Federal agencies are expected to transmit their comments directly to 
the FERC and not use the scoping meetings for this purpose.
    Interested groups and individuals are encouraged to attend the 
meetings and present oral comments on the environmental issues which 
they believe should be addressed in the Draft EIS. The more specific 
your comments, the more useful they will be. Anyone who would like to 
make an oral presentation at the meeting should contact the EIS Project 
Manager identified at the end of this notice to have his or her name 
placed on the list of speakers. Priority will be given to those persons 
representing groups. A list will be available at the meetings to allow 
non-preregistered speakers to sign up. A transcript will be made of the 
meetings and comments will be used to help determine the scope of the 
Draft EIS.

Becoming an Intervenor

    In addition to involvement in the EIS scoping process, you may want 
to become an official party to the proceeding or become an 
``intervenor.'' Among other things, intervenors have the right to 
receive copies of case-related Commission documents and filings by 
other intervenors. Likewise, each intervenor must provide copies of its 
filings to all other parties. If you want to become an intervenor you 
must file a motion to intervene according to Rule 214 of the 
Commission's Rules of Practice and Procedure (18 CFR 385.214) (see 
appendix 4).
    The date for filing of timely motions to intervene in this 
proceeding has passed. Therefore, parties now seeking to file late 
interventions must show good cause, as required by Section 
385.214(b)(3), why this time limitation should be waived. Environmental 
issues have been viewed as good cause for late intervention. You do not 
need intervenor status to have your scoping comments considered.

Environmental Mailing List

    This notice is being sent to individuals, organizations, and 
government entities interested in and/or potentially affected by the 
proposed project. It is also being sent to all potential right-of-way 
grantors to solicit comments regarding environmental considerations 
related to the proposed project. As details of the project become 
established, representatives of PNGTS may also separately contact 
landowners, communities, and public agencies concerning project 
matters, including acquisition of permits and rights-of-way.
    If you do not want to send comments at this time but still want to 
receive copies of the Draft and Final EISs, please return the 
Information Request (appendix 5).
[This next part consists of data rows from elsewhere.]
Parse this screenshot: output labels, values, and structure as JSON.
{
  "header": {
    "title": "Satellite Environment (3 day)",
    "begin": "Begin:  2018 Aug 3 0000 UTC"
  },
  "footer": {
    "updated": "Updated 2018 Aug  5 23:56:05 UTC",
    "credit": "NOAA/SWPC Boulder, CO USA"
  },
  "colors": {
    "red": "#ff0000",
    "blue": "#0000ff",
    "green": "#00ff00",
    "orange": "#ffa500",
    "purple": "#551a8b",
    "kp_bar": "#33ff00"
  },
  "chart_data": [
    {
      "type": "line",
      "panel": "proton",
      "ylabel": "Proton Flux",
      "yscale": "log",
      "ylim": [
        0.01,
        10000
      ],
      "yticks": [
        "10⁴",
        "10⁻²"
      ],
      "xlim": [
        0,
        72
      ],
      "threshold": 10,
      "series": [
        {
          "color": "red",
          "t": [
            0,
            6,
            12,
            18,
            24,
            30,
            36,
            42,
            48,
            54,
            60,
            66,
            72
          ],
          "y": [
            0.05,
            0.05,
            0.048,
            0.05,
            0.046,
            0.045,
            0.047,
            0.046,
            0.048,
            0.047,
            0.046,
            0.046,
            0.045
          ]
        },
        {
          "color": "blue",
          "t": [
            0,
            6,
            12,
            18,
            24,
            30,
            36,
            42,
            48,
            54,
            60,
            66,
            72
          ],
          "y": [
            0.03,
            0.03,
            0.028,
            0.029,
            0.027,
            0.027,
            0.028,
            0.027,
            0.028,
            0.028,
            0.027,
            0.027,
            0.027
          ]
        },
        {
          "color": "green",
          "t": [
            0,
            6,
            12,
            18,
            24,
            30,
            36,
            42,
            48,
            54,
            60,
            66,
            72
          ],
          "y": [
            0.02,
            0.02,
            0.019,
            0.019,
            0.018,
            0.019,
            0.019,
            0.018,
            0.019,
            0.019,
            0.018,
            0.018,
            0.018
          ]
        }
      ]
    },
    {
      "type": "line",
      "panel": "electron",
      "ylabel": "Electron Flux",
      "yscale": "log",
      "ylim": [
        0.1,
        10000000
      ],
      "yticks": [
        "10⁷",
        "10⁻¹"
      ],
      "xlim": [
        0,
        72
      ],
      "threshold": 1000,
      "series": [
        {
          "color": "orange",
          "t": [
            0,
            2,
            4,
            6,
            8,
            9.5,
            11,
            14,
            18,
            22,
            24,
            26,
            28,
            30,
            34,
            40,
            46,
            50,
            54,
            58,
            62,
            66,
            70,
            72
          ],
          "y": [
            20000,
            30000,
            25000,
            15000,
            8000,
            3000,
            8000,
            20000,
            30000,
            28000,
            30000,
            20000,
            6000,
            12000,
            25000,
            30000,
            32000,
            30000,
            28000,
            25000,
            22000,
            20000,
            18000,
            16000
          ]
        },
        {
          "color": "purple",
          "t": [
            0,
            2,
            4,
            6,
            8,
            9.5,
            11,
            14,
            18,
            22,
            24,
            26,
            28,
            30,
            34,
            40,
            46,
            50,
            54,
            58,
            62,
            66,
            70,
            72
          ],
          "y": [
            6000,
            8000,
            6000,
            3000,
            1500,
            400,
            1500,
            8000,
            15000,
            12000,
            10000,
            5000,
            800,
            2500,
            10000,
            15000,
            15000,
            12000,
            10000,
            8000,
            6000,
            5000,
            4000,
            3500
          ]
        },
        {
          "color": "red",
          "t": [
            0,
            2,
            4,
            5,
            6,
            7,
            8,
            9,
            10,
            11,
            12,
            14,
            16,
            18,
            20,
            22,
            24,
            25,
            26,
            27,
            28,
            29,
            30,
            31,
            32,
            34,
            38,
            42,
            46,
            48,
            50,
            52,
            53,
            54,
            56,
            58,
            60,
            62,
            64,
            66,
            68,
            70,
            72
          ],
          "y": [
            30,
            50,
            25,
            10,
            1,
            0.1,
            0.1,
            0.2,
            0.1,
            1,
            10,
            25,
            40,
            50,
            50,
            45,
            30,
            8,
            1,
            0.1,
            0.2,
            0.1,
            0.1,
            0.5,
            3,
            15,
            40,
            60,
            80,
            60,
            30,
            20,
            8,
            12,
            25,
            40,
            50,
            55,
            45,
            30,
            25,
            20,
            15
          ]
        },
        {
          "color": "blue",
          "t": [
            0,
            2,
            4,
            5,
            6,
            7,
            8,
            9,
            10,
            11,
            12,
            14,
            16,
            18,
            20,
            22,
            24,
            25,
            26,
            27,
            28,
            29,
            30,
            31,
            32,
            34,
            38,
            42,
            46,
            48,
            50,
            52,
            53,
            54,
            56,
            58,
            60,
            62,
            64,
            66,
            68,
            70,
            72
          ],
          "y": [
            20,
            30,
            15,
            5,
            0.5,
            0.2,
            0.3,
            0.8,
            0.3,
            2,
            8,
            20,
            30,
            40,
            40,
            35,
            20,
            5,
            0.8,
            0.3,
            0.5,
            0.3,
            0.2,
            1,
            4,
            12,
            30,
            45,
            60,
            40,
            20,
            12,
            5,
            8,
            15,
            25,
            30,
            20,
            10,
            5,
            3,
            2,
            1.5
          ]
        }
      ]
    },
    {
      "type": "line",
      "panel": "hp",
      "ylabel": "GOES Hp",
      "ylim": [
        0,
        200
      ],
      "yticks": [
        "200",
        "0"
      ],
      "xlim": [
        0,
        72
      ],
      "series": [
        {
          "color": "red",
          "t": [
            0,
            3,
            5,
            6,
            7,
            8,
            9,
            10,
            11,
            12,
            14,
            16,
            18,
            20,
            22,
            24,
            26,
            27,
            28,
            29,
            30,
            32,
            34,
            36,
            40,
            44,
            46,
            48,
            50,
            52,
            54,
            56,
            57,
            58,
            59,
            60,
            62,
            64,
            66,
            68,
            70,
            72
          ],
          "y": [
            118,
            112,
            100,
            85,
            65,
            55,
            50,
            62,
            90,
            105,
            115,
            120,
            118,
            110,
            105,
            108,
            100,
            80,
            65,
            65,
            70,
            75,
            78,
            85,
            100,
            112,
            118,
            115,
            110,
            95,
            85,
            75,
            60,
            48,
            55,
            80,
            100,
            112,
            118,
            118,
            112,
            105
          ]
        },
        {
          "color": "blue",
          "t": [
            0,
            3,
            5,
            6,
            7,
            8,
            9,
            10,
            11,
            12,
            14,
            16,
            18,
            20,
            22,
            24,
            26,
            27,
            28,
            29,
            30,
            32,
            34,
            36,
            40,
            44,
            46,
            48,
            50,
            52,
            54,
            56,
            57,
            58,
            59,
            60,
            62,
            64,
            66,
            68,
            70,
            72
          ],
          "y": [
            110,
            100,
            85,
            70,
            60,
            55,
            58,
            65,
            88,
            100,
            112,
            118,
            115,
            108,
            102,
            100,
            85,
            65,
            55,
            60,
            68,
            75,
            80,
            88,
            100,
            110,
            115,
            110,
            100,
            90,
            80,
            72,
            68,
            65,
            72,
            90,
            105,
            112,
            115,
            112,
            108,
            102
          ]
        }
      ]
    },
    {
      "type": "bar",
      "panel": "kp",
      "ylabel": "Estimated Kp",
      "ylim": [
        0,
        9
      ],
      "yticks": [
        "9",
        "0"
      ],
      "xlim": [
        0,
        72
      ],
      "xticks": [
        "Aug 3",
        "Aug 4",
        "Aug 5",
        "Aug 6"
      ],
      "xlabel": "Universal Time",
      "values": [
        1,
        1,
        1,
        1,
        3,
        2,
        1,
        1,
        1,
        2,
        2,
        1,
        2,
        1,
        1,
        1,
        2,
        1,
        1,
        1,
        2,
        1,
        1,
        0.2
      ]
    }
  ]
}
If you do not return the Information 
Request, you will be taken off the mailing list.
    Additional procedural information about the proposed project is 
available from Mr. Mark Jensen, EIS Project Manager, at (202) 208-0828.
Lois D. Cashell,

Appendix 1--Cooperating Agencies

    The following Federal and state agencies have indicated that they 
will be cooperating agencies for purposes of producing an EIS:

U.S. Department of the Army, Army Corps of Engineers
U.S. Department of the Interior, Fish and Wildlife Service
Maine Department of Environmental Protection
New Hampshire Fish and Game Department

    Any other Federal, state, or local agencies wanting to participate 
as a cooperating agency should send a letter describing the extent to 
which they want to be involved. Follow the instructions below if your 
agency wishes to participate in the EIS process or comment on the 
    Address your letter to: Lois Cashell, Secretary, Federal Energy 
Regulatory Commission, 888 First Street, NE, Washington, DC 20426;
    Reference Docket Nos. CP96-249-000 and CP96-249-001;
    Send a copy of your letter to: Mr. Mark Jensen, EIS Project 
Manager, Federal Energy Regulatory Commission, 888 First Street, NE, 
Room 72-65, Washington, DC 20426; and
    Mail your letter so that it will be received in Washington, DC on 
or before January 3, 1997.
    Cooperating agencies are encouraged to participate in the scoping 
process and provide us written comments. Agencies are also welcome to 
suggest format and content changes that will make it easier for them to 
adopt the EIS. However, we will decide what modifications will be 
adopted in light of our production constraints.